Tumor suppression in basal keratinocytes via dual non-cell-autonomous functions of a Na,K-ATPase beta subunit

The molecular pathways underlying tumor suppression are incompletely understood. Here, we identify cooperative non-cell-autonomous functions of a single gene that together provide a novel mechanism of tumor suppression in basal keratinocytes of zebrafish embryos. A loss-of-function mutation in atp1b1a, encoding the beta subunit of a Na,K-ATPase pump, causes edema and epidermal malignancy. Strikingly, basal cell carcinogenesis only occurs when Atp1b1a function is compromised in both the overlying periderm (resulting in compromised epithelial polarity and adhesiveness) and in kidney and heart (resulting in hypotonic stress). Blockade of the ensuing PI3K-AKT-mTORC1-NFκB-MMP9 pathway activation in basal cells, as well as systemic isotonicity, prevents malignant transformation. Our results identify hypotonic stress as a (previously unrecognized) contributor to tumor development and establish a novel paradigm of tumor suppression.

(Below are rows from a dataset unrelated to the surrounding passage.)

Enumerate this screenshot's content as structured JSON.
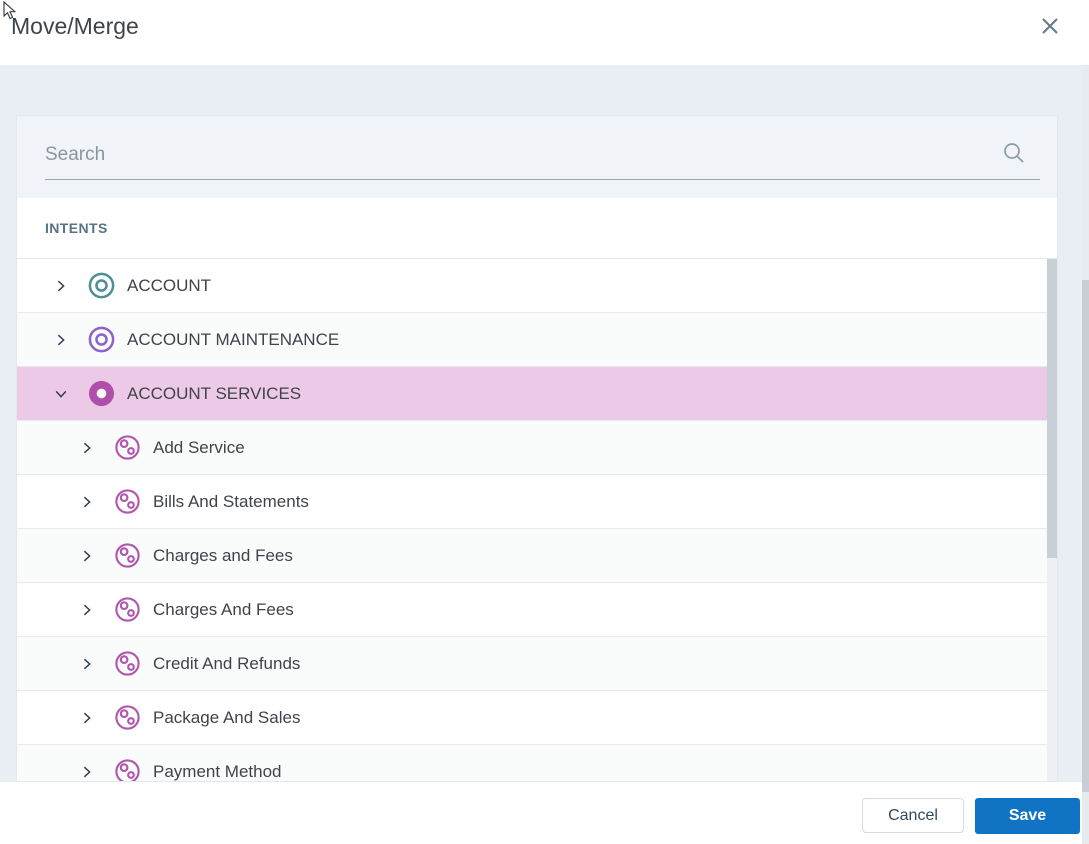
{
  "dialog": {
    "title": "Move/Merge",
    "search": {
      "placeholder": "Search"
    },
    "list_header": "INTENTS",
    "tree": {
      "items": [
        {
          "label": "ACCOUNT",
          "state": "collapsed",
          "color": "#4E8F96"
        },
        {
          "label": "ACCOUNT MAINTENANCE",
          "state": "collapsed",
          "color": "#8E63C8"
        },
        {
          "label": "ACCOUNT SERVICES",
          "state": "expanded",
          "selected": true,
          "color": "#AE4FA9",
          "children": [
            {
              "label": "Add Service",
              "color": "#B156AC"
            },
            {
              "label": "Bills And Statements",
              "color": "#B156AC"
            },
            {
              "label": "Charges and Fees",
              "color": "#B156AC"
            },
            {
              "label": "Charges And Fees",
              "color": "#B156AC"
            },
            {
              "label": "Credit And Refunds",
              "color": "#B156AC"
            },
            {
              "label": "Package And Sales",
              "color": "#B156AC"
            },
            {
              "label": "Payment Method",
              "color": "#B156AC"
            }
          ]
        }
      ]
    },
    "footer": {
      "cancel_label": "Cancel",
      "save_label": "Save"
    },
    "icons": {
      "close": "close-icon",
      "search": "search-icon",
      "chevron_collapsed": "chevron-right-icon",
      "chevron_expanded": "chevron-down-icon"
    },
    "colors": {
      "selected_row_background": "#ECC9E7",
      "save_button_blue": "#1173C4",
      "dialog_body_background": "#E9EEF4",
      "intents_header_text": "#587385"
    }
  }
}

DOI: http://dx.doi.org/10.7554/eLife.14277.001

Cancer can develop when cells in the body gain mutations that allow them to grow and divide rapidly. Some of these mutations may affect the activity of genes that usually act to prevent cancer from developing. Several such “tumor suppressor” genes have been identified, but it is likely that many remain undiscovered and it is far from fully understoodhow all these genes work. One way to identify new tumor suppressor genes is to examine tumors to search for genes that have gained mutations that block their activity, known as loss-of-function mutations.

Hatzold et al. identified a new and rather unexpected tumor suppressor gene by studying a zebrafish mutant that develops skin cancer as the embryo grows. The experiments showed that cells in the skin of the developing embryos of this mutant grow excessively and start to invade deeper tissues in the body. This behavior is caused by loss-of-function mutations in a gene called atp1b1a. This gene encodes part of an ion pump protein that helps to control the amount of water and ions in cells and in body fluids.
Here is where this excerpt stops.